Variable Length Sprints In Scrum

“We are almost done.  Let’s move the sprint review back a couple of days and wrap this up.”

“We should change our sprint length from two to three weeks so we can get more done.”

If you are a Scrum Master, how do you respond?

Those are two fundamentally different statements, but they have a lot in common.  Let’s look at how one might respond.

“Once a Sprint begins, its duration is fixed and cannot be shortened or lengthened.” – Scrum Guide (2013, p. 7)

“Sprints best have consistent durations throughout a development effort.” – Scrum Guide (2013, p. 7)

Textbook response.  Nailed it.  Tick!

If this is all you respond, I’ll give you a C.  Scrum Masters are expected to be masters of scrum (know the scrum guide cold). Appeals to authority (like this), while correct, are very unsatisfying.  If you want to motivate and educate, Start With Why?

Let’s look a little deeper at why scrum has these rules (fixed length sprints) and guidance (best to have consistent durations).

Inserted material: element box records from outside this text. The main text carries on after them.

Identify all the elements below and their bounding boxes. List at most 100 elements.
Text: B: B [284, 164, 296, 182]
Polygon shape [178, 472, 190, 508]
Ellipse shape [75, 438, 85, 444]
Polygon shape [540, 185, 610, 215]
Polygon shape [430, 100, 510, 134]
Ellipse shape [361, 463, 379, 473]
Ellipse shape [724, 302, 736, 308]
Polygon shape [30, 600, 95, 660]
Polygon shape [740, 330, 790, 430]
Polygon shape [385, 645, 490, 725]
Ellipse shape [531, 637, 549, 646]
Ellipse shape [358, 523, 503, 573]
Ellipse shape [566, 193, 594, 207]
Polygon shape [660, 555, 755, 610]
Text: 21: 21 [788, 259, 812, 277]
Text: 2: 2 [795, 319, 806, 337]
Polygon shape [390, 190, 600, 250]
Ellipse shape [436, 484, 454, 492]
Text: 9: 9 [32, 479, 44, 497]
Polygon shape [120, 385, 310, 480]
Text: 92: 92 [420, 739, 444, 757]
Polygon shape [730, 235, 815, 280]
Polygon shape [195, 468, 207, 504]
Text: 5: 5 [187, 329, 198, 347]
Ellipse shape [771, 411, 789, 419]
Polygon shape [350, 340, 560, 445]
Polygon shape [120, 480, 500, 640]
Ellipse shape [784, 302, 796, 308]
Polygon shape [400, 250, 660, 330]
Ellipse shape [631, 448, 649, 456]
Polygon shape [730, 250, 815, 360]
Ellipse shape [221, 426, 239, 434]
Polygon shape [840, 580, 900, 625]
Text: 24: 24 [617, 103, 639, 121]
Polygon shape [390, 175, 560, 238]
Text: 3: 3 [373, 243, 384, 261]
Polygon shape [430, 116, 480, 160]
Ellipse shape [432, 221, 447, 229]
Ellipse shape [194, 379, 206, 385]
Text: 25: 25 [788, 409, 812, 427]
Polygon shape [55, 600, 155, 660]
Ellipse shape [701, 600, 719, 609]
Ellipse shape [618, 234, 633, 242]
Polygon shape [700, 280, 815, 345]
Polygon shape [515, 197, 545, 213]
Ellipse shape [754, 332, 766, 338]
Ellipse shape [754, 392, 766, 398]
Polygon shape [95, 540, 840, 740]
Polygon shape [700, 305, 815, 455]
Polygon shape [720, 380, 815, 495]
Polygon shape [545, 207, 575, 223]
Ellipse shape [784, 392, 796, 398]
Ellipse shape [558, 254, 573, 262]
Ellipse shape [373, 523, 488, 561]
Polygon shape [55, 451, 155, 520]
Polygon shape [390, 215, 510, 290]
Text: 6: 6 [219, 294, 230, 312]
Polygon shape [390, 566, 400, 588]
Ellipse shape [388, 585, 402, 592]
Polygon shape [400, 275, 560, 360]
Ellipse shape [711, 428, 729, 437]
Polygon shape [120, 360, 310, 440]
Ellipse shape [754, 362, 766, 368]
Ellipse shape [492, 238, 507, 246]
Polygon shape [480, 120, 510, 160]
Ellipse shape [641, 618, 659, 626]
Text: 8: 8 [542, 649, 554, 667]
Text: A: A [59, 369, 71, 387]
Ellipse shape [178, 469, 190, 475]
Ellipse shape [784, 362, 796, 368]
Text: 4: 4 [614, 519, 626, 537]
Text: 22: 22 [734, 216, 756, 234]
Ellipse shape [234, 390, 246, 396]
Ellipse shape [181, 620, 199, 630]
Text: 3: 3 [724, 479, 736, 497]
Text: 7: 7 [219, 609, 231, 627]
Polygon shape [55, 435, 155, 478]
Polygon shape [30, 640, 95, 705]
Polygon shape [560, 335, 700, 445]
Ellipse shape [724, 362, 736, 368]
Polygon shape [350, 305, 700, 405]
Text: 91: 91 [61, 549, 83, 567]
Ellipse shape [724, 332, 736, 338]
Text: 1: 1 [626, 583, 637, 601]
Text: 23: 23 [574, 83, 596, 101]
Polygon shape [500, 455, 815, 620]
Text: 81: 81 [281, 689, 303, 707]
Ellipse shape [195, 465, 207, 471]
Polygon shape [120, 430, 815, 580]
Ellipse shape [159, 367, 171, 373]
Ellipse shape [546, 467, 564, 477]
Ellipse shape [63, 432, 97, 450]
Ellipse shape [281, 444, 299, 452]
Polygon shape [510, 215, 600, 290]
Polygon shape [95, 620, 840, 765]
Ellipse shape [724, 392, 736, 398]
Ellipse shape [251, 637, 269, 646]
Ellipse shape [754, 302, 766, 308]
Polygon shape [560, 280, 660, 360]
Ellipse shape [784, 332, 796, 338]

  1. Your product Owner wants a release plan, therefore needs a velocity. I can already hear some of you arguing that velocity can be calculated for every sprint length.  Mathematically true, but it overlooks the increasing variability encoded in a longer sprint, which obviates any hope of predictability if sprint length changes.
  2. Lengthening sprints is often a sign of weakness.  Teams may need coaching and practice to effectively split items to something small enough that also maintains end-to-end customer visible customer value.  Short, fixed length sprints expose this weakness, giving them an opportunity to correct it.
  3. If you stretch the sprint to finish, where do you draw the line?  The same argument can be repeated ad nauseum.  Timebox is a psychological driver for closure.  It is used everywhere in scrum, on purpose.  We want to be able to inspect & adapt, and the points at which we do this are at the timebox boundaries.
  4. If you lengthen the sprint, you may inadvertently increase the size of items taken into the sprint by e.g. 50%.  1/3 of a two week sprint is about three days, but 1/3 of a three week sprint is closer to a week.  This should be concerning because 1) there is a non-linear relationship between the complexity of a requirement and the probability of not being able to deliver in a sprint, and 2) the second most significant factor in the success of a software product is small sized requirements [1]  You are climbing out on a nonlinear curve, and it’s really not working in your favor.  You are making things worse, not better.
  5. Humans respond well to predictable rhythms.  Sprints give them a predictable rhythm.
  6. “if you want to get good at something, do it more often” – Jez Humble.  Basically a restatement of #2, without the guilt trip.
  7. Inspect & Adapt is almost a mantra with scrum.  If you lengthen a sprint, you lengthen the feedback loop and reduce opportunities to improve.  Sometimes learning means tossing the work for an item at the end of a sprint.  Short sprints reduce the cost (time invested) before learning occurs.

Those are some of the ‘why?’ that come to mind to motivate why scrum is defined the way it is.  Use some combination of the above and see if that helps.

Extra credit: what other reasons have I overlooked from that list?